The Arctic Rose was among the smallest of the "head and gut" fleet, whose unglamorous name refers to how the fish are beheaded, eviscerated and prepared for freezing after they're hauled on board. The investigators believe the Arctic Rose was actually processing fish by also cutting off their tails and fins, and therefore could have fallen into a category of ship that is more closely regulated by the Coast Guard.

Ed Luttrell, executive director of the Groundfish Forum, a Seattle-based trade association representing the roughly two dozen boats in the head-and-gut fleet, said he had not read the whole report and that it was too early to say what impact the board's recommendations might have on the industry.

"I will say that we work closely with all of our regulators and will be giving them our input," he said.

The Coast Guard already has acted on some other findings from the Arctic Rose investigation, including fixing a glitch in global-communications systems that hampered efforts to contact another ship in the vicinity of the Arctic Rose when it sank.

The Coast Guard and the owner of the Arctic Rose, David Olney, tried numerous times to contact another of his boats, the Alaskan Rose, which was operating in the same area, after the Arctic Rose's emergency beacon was activated.

The investigation found that the urgent status of several e-mails sent to the Alaskan Rose was automatically downgraded by glitches in communications software.

Moreover, the investigators found that the Alaskan Rose was not properly equipped with an alarm to alert the pilot of the boat when an urgent message arrived.

As a result, the Coast Guard also will likely require updated radio and e-mail systems aboard fishing vessels.

The investigation into the sinking of the boat is one of the most arduous and expensive ever undertaken by the Coast Guard.
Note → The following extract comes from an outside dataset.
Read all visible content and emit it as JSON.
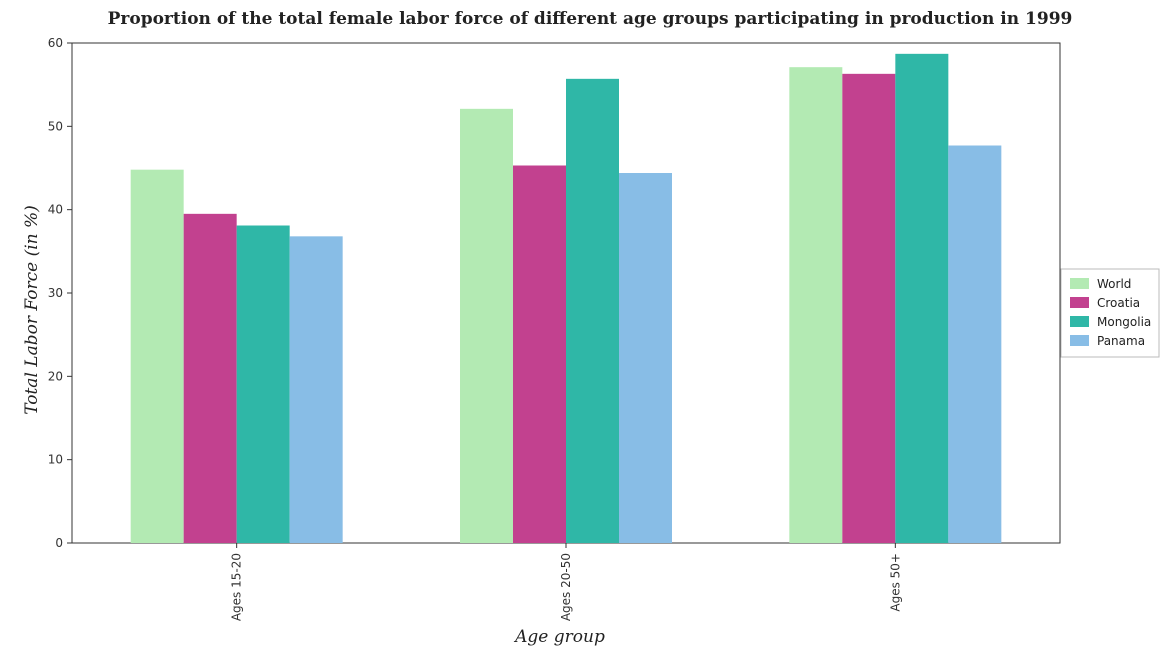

Investigators enlisted the U.S. Navy to find the wreckage — in 428 feet of water 200 miles northwest of St. Paul Island on the desolate Zemchung Flats — and then took two trips to photograph it using submersible equipment. The first trip ended when a robotic camera worth tens of thousands of dollars hung up on lines floating off the wreckage and had to be cut loose.

The second trip, however, captured footage of the open door on the aft trawl deck, and likely solved the mystery of why the boat went down.
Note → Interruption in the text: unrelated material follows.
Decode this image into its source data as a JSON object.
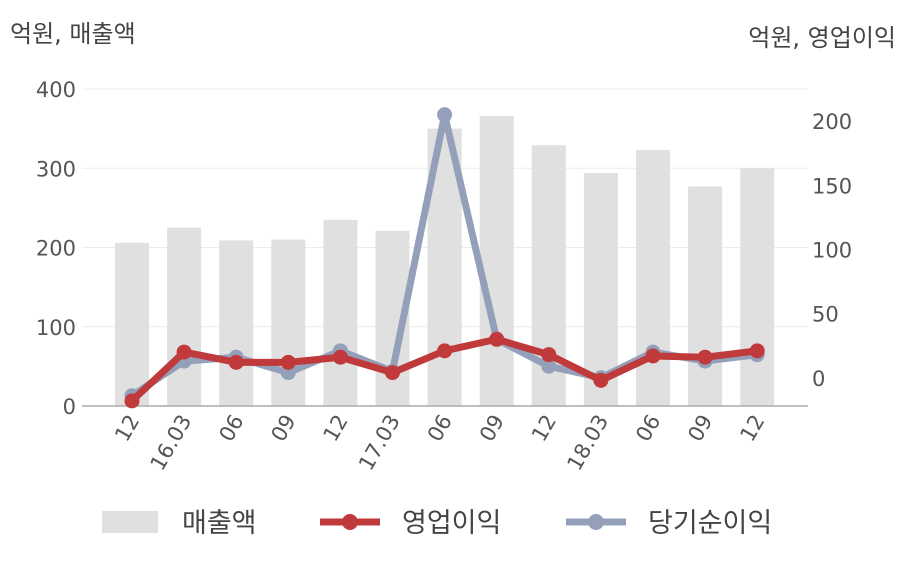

The investigators also keyed in on the inexperience of the crew — three of the crew were Mexicans working under assumed names and had no maritime experience — as a "causal" factor in the sinking.

The Arctic Rose was described by former crew members as a "little boat in a big-boat fishery" and its place in the wild Bering Sea, fishing among factory trawlers often two or three times its size, was questioned. It was a ship that operated, they said, on a thin profit and safety margin.
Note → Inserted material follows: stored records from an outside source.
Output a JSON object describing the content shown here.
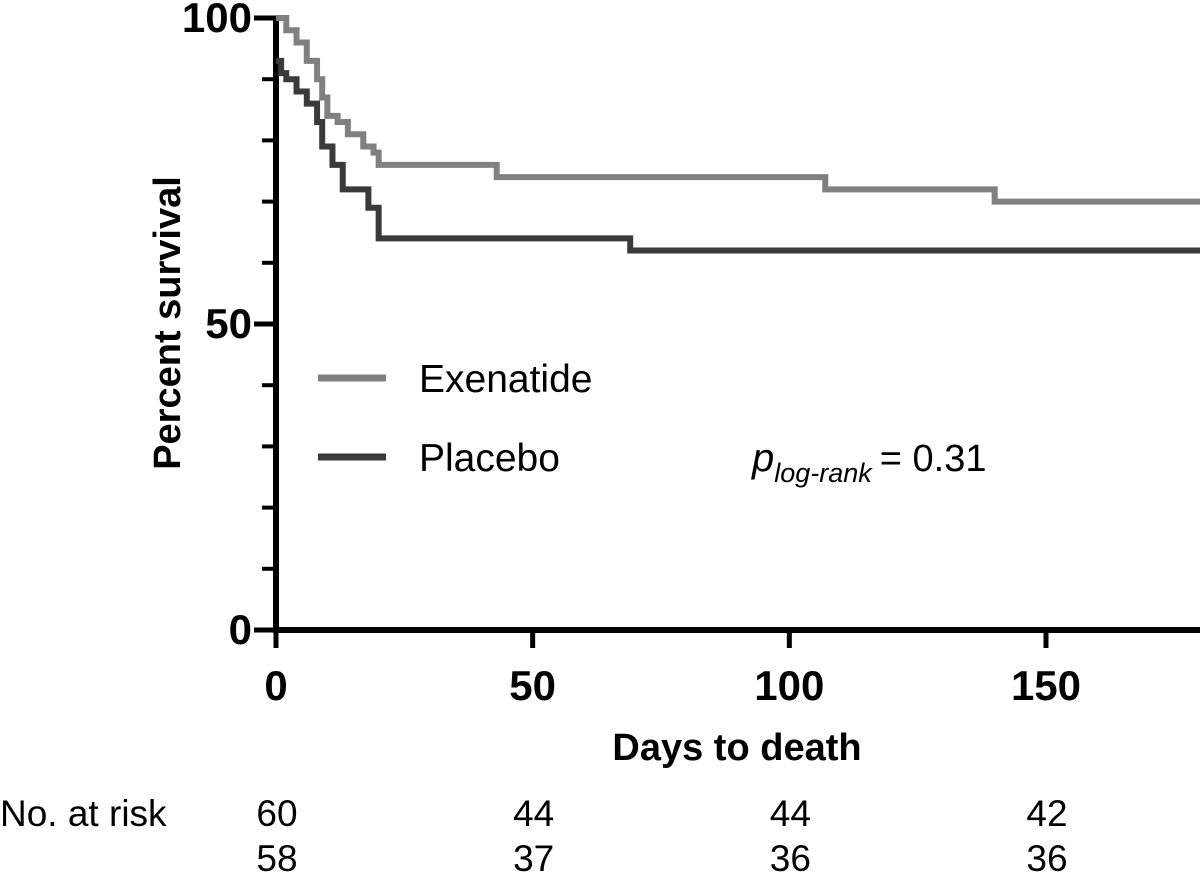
{
  "chart_data": {
    "type": "line",
    "subtype": "kaplan-meier",
    "xlabel": "Days to death",
    "ylabel": "Percent survival",
    "xlim": [
      0,
      180
    ],
    "ylim": [
      0,
      100
    ],
    "x_ticks": [
      0,
      50,
      100,
      150
    ],
    "x_tick_labels": [
      "0",
      "50",
      "100",
      "150"
    ],
    "y_ticks": [
      0,
      50,
      100
    ],
    "y_tick_labels": [
      "0",
      "50",
      "100"
    ],
    "y_minor_ticks": [
      10,
      20,
      30,
      40,
      60,
      70,
      80,
      90
    ],
    "series": [
      {
        "name": "Exenatide",
        "color": "#808080",
        "x": [
          0,
          2,
          4,
          6,
          8,
          9,
          10,
          12,
          14,
          17,
          19,
          20,
          43,
          107,
          140,
          180
        ],
        "y": [
          100,
          98,
          96,
          93,
          90,
          87,
          84,
          83,
          81,
          79,
          78,
          76,
          74,
          72,
          70,
          70
        ]
      },
      {
        "name": "Placebo",
        "color": "#3a3a3a",
        "x": [
          0,
          1,
          2,
          4,
          6,
          8,
          9,
          11,
          13,
          18,
          20,
          69,
          180
        ],
        "y": [
          93,
          91,
          90,
          88,
          86,
          83,
          79,
          76,
          72,
          69,
          64,
          62,
          62
        ]
      }
    ],
    "annotation": {
      "p_symbol": "p",
      "p_subscript": "log-rank",
      "p_value_text": "= 0.31"
    },
    "legend_position": "center-left",
    "at_risk": {
      "label": "No. at risk",
      "days": [
        0,
        50,
        100,
        150
      ],
      "rows": [
        {
          "series": "Exenatide",
          "values": [
            "60",
            "44",
            "44",
            "42"
          ]
        },
        {
          "series": "Placebo",
          "values": [
            "58",
            "37",
            "36",
            "36"
          ]
        }
      ]
    }
  }
}
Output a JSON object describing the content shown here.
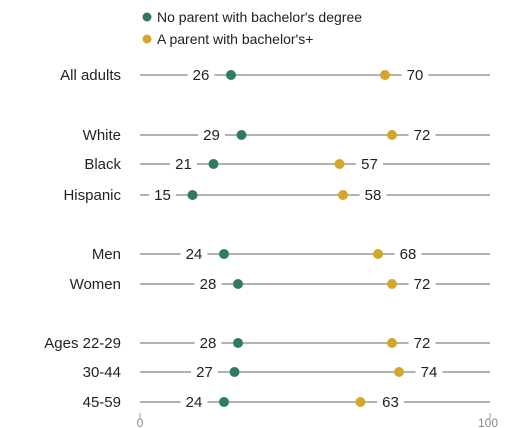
{
  "chart_data": {
    "type": "dot-plot",
    "title": "",
    "xlabel": "",
    "ylabel": "",
    "xlim": [
      0,
      100
    ],
    "xticks": [
      0,
      100
    ],
    "grid": false,
    "legend_position": "top",
    "colors": {
      "series1": "#2e7a66",
      "series2": "#d4a62a",
      "line": "#666666",
      "tick": "#999999"
    },
    "series": [
      {
        "name": "No parent with bachelor's degree",
        "color": "#2e7a66"
      },
      {
        "name": "A parent with bachelor's+",
        "color": "#d4a62a"
      }
    ],
    "rows": [
      {
        "label": "All adults",
        "values": [
          26,
          70
        ]
      },
      {
        "label": "White",
        "values": [
          29,
          72
        ]
      },
      {
        "label": "Black",
        "values": [
          21,
          57
        ]
      },
      {
        "label": "Hispanic",
        "values": [
          15,
          58
        ]
      },
      {
        "label": "Men",
        "values": [
          24,
          68
        ]
      },
      {
        "label": "Women",
        "values": [
          28,
          72
        ]
      },
      {
        "label": "Ages 22-29",
        "values": [
          28,
          72
        ]
      },
      {
        "label": "30-44",
        "values": [
          27,
          74
        ]
      },
      {
        "label": "45-59",
        "values": [
          24,
          63
        ]
      }
    ]
  }
}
But there also was testimony that Rundall was almost obsessive about safety on the boat and rode his young crew hard.

Among the other recommendations:

• Simplify loading and stability diagrams so they can more easily be read and understood by the crew.

• Develop minimal safety indoctrination programs for first-time crew members.

• Give the crew of the Alaskan Rose a Public Service Award for their rescue and recovery efforts.

The panel also singled out the heroism of John Nelson, the first mate on the Alaskan Rose, who dived into the sea to retrieve Rundall's body — the only body recovered from the debris field when rescuers arrived.